In 1991, AT&T Bell Labs asked Kathryn to lead the move of their battery group from Texas to New Jersey. The AT&T power systems group had already moved to Texas, but most of the battery group in New Jersey did not want to move. Fortunately, she was able to retain a few of the battery engineers in New Jersey and hired others in Texas. Her husband had earned a masters in social work at the University of Wisconsin and found a position near Dallas.

“At AT&T I had an opportunity to get more experience in systems engineering and worked closely with systems engineers and battery companies to develop new battery designs. AT&T also agreed to let me accept a nomination to run for vice-president and then president of the Electrochemical Society.”

They worked in Dallas for five years, until Bell Labs became part of Lucent Technologies. At that time Medtronic, Inc invited Kathryn to lead a group developing an aluminium electrolytic capacitor design and factory and designing new lithium primary batteries for implantable medical equipment.

In 1996, she was awarded the Gaston Planté medal — perhaps the most prestigious award in the lead acid battery business.

At the end of 1999, she accepted a position as executive vice president of technology at C&D Technologies in Philadelphia.

In 2003, Kathryn Bullock founded a consulting business called Coolohm, Inc where she has been at the cutting edge of various new projects since.

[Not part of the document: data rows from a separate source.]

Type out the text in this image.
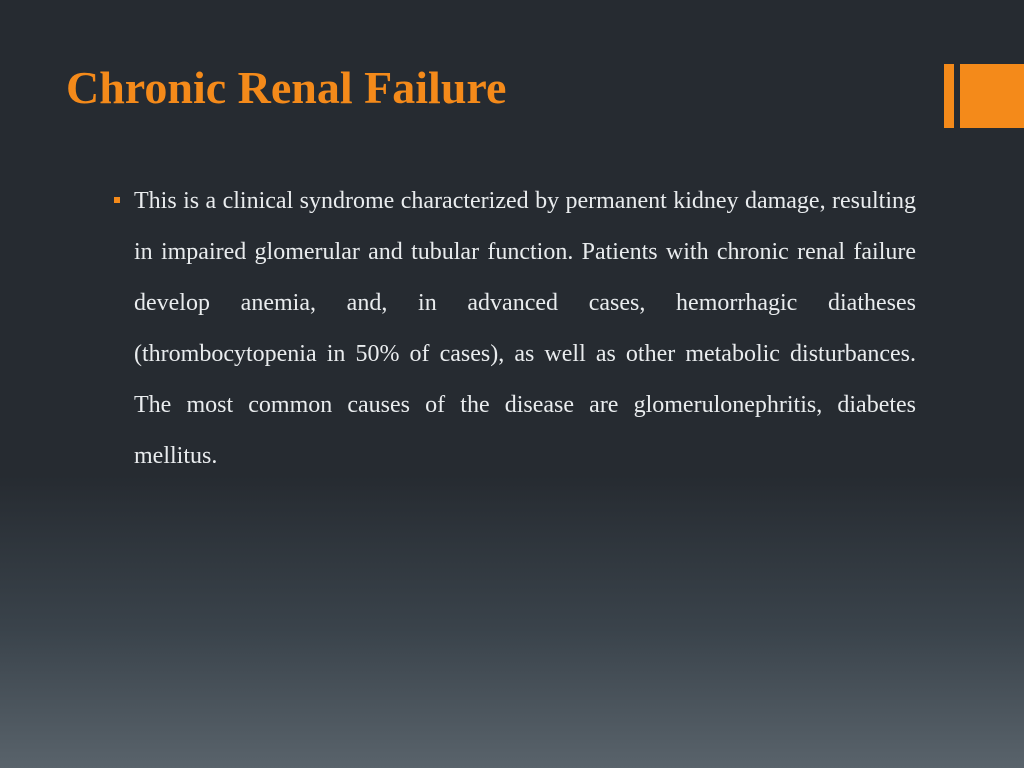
Chronic Renal Failure

This is a clinical syndrome characterized by permanent kidney damage, resulting in impaired glomerular and tubular function. Patients with chronic renal failure develop anemia, and, in advanced cases, hemorrhagic diatheses (thrombocytopenia in 50% of cases), as well as other metabolic disturbances. The most common causes of the disease are glomerulonephritis, diabetes mellitus.
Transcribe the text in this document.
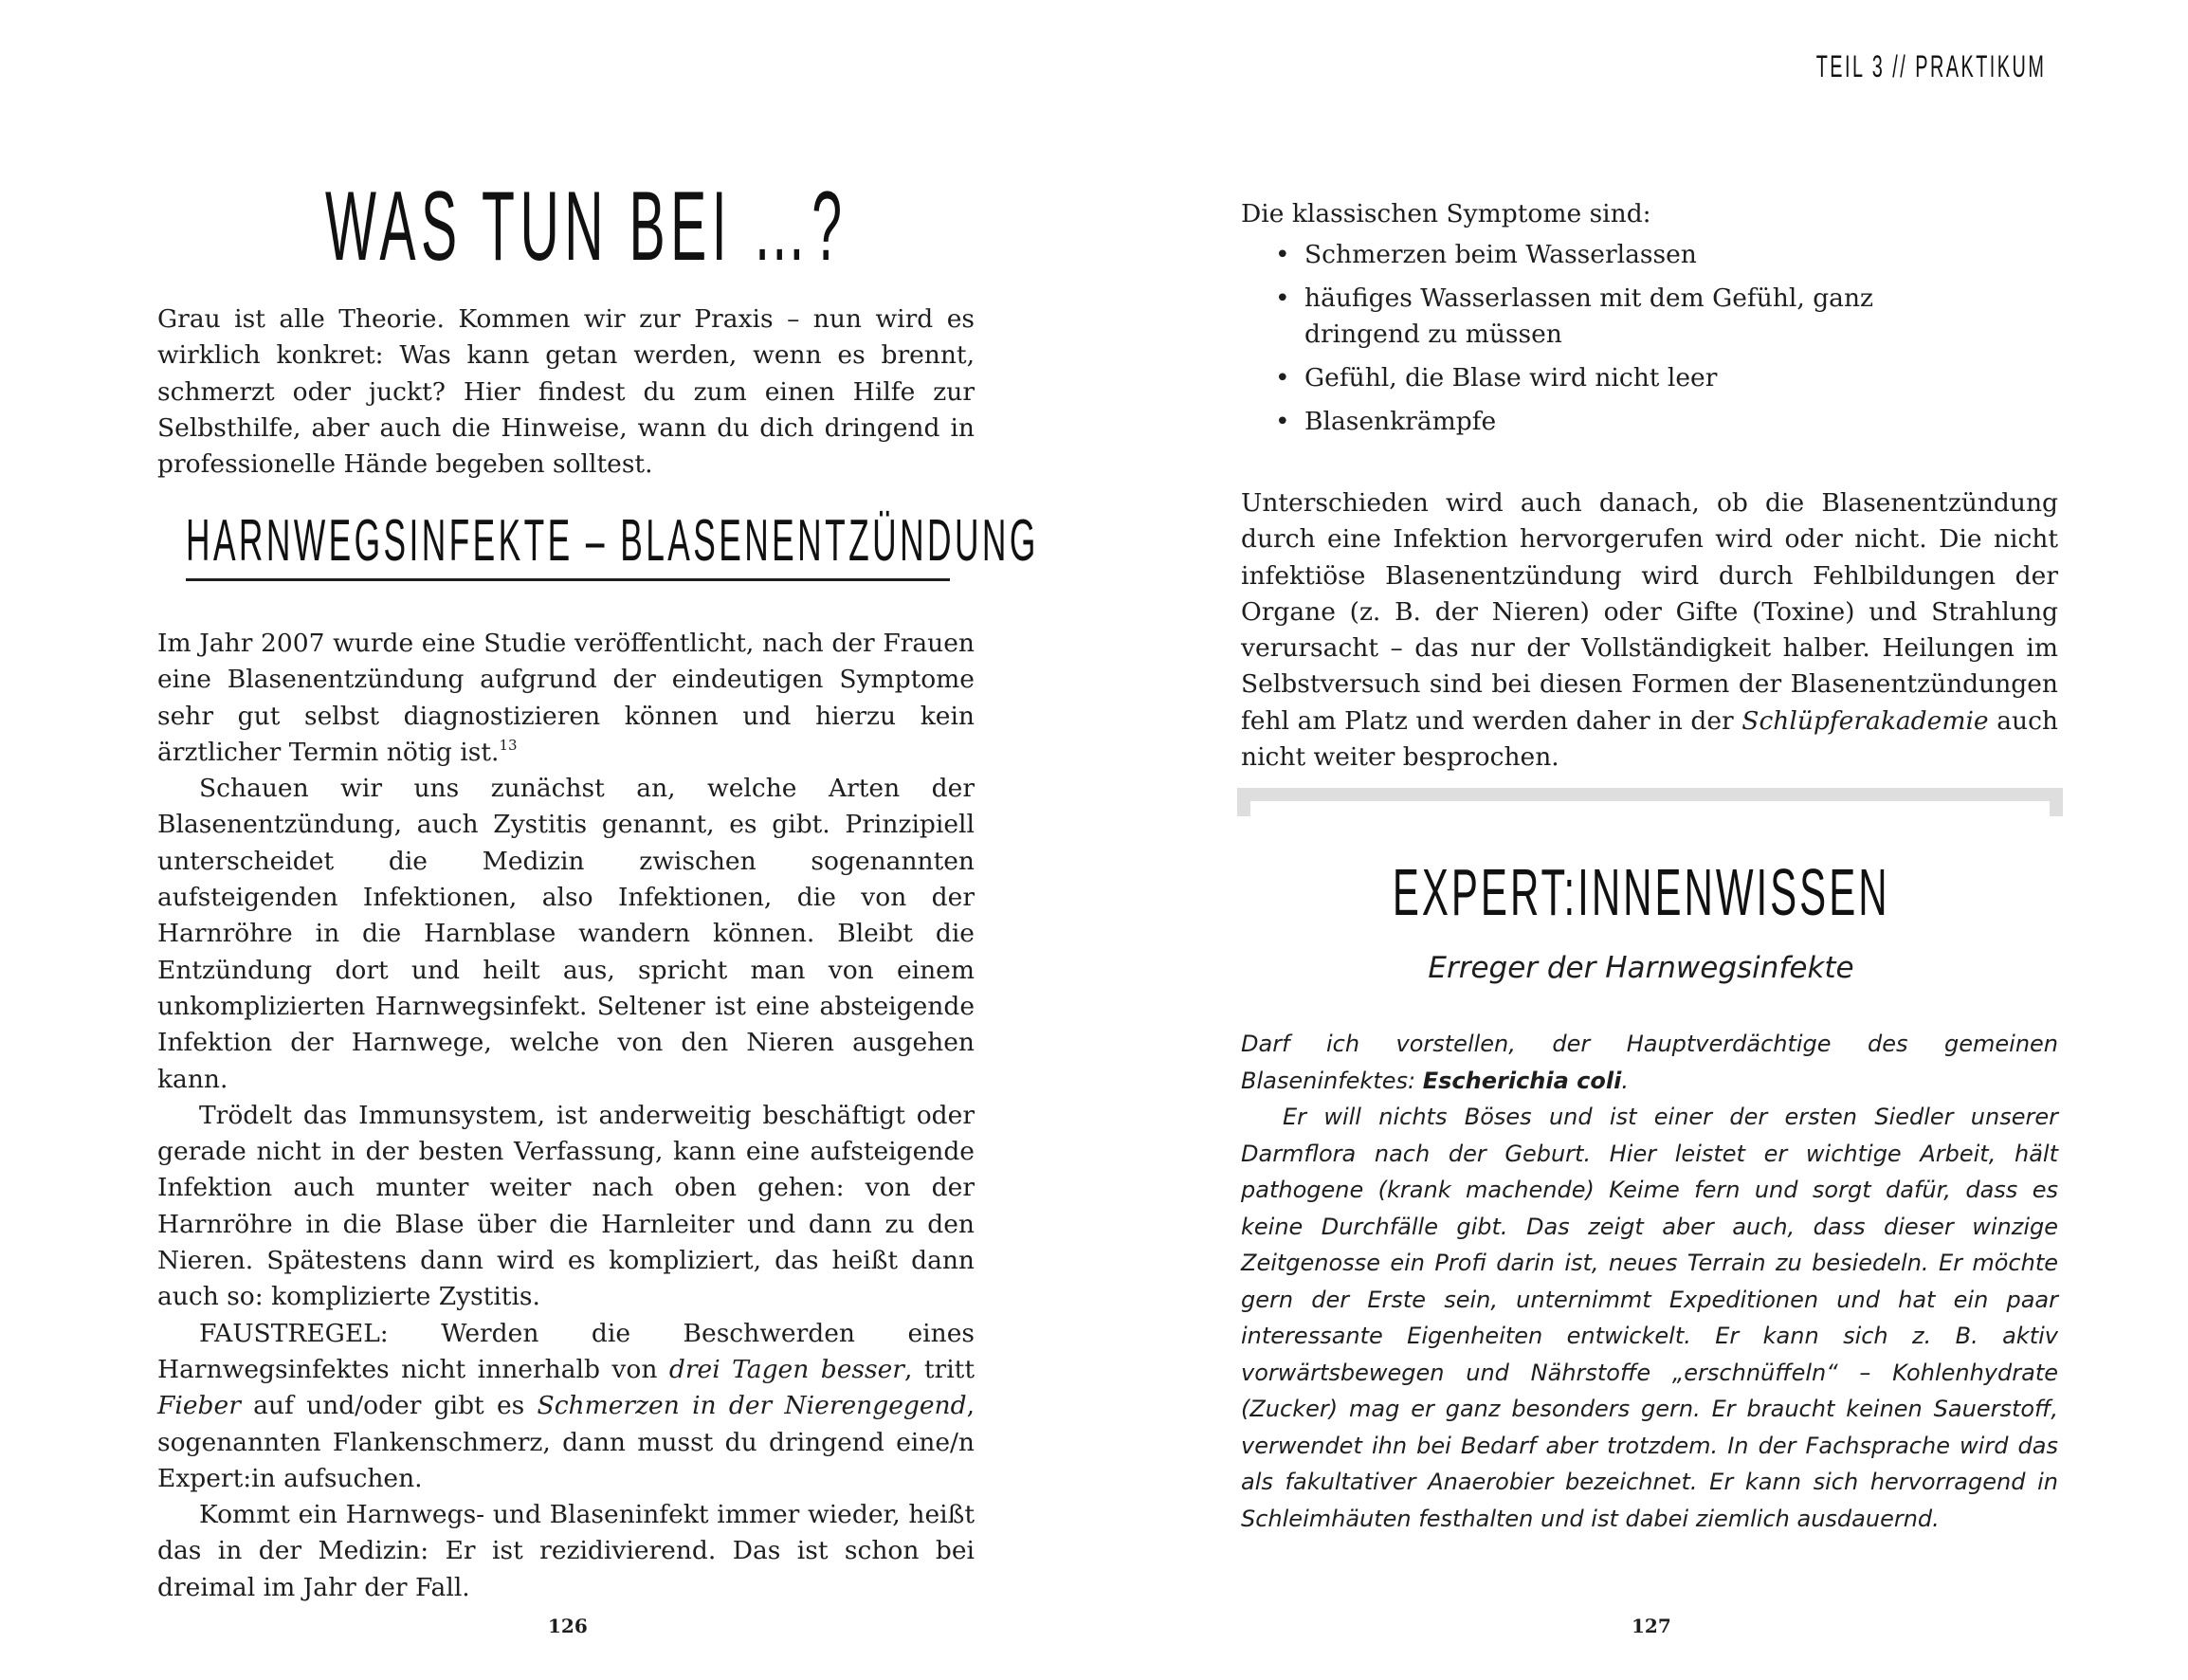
WAS TUN BEI …?

Grau ist alle Theorie. Kommen wir zur Praxis – nun wird es wirklich konkret: Was kann getan werden, wenn es brennt, schmerzt oder juckt? Hier findest du zum einen Hilfe zur Selbsthilfe, aber auch die Hinweise, wann du dich dringend in professionelle Hände begeben solltest.

HARNWEGSINFEKTE – BLASENENTZÜNDUNG

Im Jahr 2007 wurde eine Studie veröffentlicht, nach der Frauen eine Blasenentzündung aufgrund der eindeutigen Symptome sehr gut selbst diagnostizieren können und hierzu kein ärztlicher Termin nötig ist.$^{13}$

Schauen wir uns zunächst an, welche Arten der Blasenentzündung, auch Zystitis genannt, es gibt. Prinzipiell unterscheidet die Medizin zwischen sogenannten aufsteigenden Infektionen, also Infektionen, die von der Harnröhre in die Harnblase wandern können. Bleibt die Entzündung dort und heilt aus, spricht man von einem unkomplizierten Harnwegsinfekt. Seltener ist eine absteigende Infektion der Harnwege, welche von den Nieren ausgehen kann.

Trödelt das Immunsystem, ist anderweitig beschäftigt oder gerade nicht in der besten Verfassung, kann eine aufsteigende Infektion auch munter weiter nach oben gehen: von der Harnröhre in die Blase über die Harnleiter und dann zu den Nieren. Spätestens dann wird es kompliziert, das heißt dann auch so: komplizierte Zystitis.

FAUSTREGEL: Werden die Beschwerden eines Harnwegsinfektes nicht innerhalb von drei Tagen besser, tritt Fieber auf und/oder gibt es Schmerzen in der Nierengegend, sogenannten Flankenschmerz, dann musst du dringend eine/n Expert:in aufsuchen.

Kommt ein Harnwegs- und Blaseninfekt immer wieder, heißt das in der Medizin: Er ist rezidivierend. Das ist schon bei dreimal im Jahr der Fall.

126
TEIL 3 // PRAKTIKUM
Die klassischen Symptome sind:
• Schmerzen beim Wasserlassen
• häufiges Wasserlassen mit dem Gefühl, ganz dringend zu müssen
• Gefühl, die Blase wird nicht leer
• Blasenkrämpfe

Unterschieden wird auch danach, ob die Blasenentzündung durch eine Infektion hervorgerufen wird oder nicht. Die nicht infektiöse Blasenentzündung wird durch Fehlbildungen der Organe (z. B. der Nieren) oder Gifte (Toxine) und Strahlung verursacht – das nur der Vollständigkeit halber. Heilungen im Selbstversuch sind bei diesen Formen der Blasenentzündungen fehl am Platz und werden daher in der Schlüpferakademie auch nicht weiter besprochen.

EXPERT:INNENWISSEN
Erreger der Harnwegsinfekte

Darf ich vorstellen, der Hauptverdächtige des gemeinen Blaseninfektes: Escherichia coli.

Er will nichts Böses und ist einer der ersten Siedler unserer Darmflora nach der Geburt. Hier leistet er wichtige Arbeit, hält pathogene (krank machende) Keime fern und sorgt dafür, dass es keine Durchfälle gibt. Das zeigt aber auch, dass dieser winzige Zeitgenosse ein Profi darin ist, neues Terrain zu besiedeln. Er möchte gern der Erste sein, unternimmt Expeditionen und hat ein paar interessante Eigenheiten entwickelt. Er kann sich z. B. aktiv vorwärtsbewegen und Nährstoffe „erschnüffeln“ – Kohlenhydrate (Zucker) mag er ganz besonders gern. Er braucht keinen Sauerstoff, verwendet ihn bei Bedarf aber trotzdem. In der Fachsprache wird das als fakultativer Anaerobier bezeichnet. Er kann sich hervorragend in Schleimhäuten festhalten und ist dabei ziemlich ausdauernd.

127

For example, in some new lead-acid battery designs, higher levels of carbon are being added to the negative plate materials. In other designs, half of the negative plate is carbon and the other half is lead. This concept was developed in Australia and is being produced at Furukawa in Japan and at East Penn Manufacturing Company in Pennsylvania.
The lead/carbon negative plates and lead dioxide positive plates form a combination of a capacitor for power at high currents and a battery for energy at lower currents in the same module. These batteries are working well in some hybrid electric vehicles.

Since a 21st birthday trip to Lake District in England Kathryn has been an inveterate globe trotter, not only exploring the entire North American continent with husband Ken as well as trips through Asia and Europe.  Here in Alaska in 2005.

Since a 21st birthday trip to Lake District in England Kathryn has been an inveterate globe trotter, not only exploring the entire North American continent with husband Ken as well as trips through Asia and Europe. Here in Alaska in 2005.

She says it is nowadays as important to understand the chemical mechanisms of carbon in the new battery designs and applications as it has been to understand the chemical effects of oxygen and hydrogen reactions, higher acid concentrations, other new additives, new separator components, and novel cell designs on the VRLA battery.
“The Advanced Lead-Acid Battery Consortium has supported much of my recent work in defining the effects of carbon materials on the mechanisms and failure modes in this new system.” In October she organized a symposium with Patrick Moseley at the ECS meeting in Boston and presented a paper on the chemical effects of adding more carbon to the negative plate of lead-acid batteries for high power applications such as hybrid electric vehicles and wind energy storage.”

She also teaches a graduate course in Electrochemical Power Sources at Villanova University. Husband Ken continues to work as a priest in the diocese of Philadelphia.

She is the author and co-author of more than 60 scientific papers, chapters and books and has 11 US patents in battery, fuel cell and capacitor technology.

Since 2002, she has also been a Heritage Councillor for the Chemical Heritage Foundation, a non-profit organisation whose aim is to strengthen the public understanding of chemical sciences and technologies; increase the flow of the best students into the chemical sciences and chemical process industries; and to instil in chemical scientists and engineers a greater pride in their heritage and their contributions to society.

She is a member of the National Academy of Sciences Committee on the review of the FreedomCAR and Fuel Partnership.

A committed Christian, her life has been based on the belief that science and faith are not incompatible and our duty is to push back the borders of our understanding as far as we can — and impart that wisdom and knowledge to others.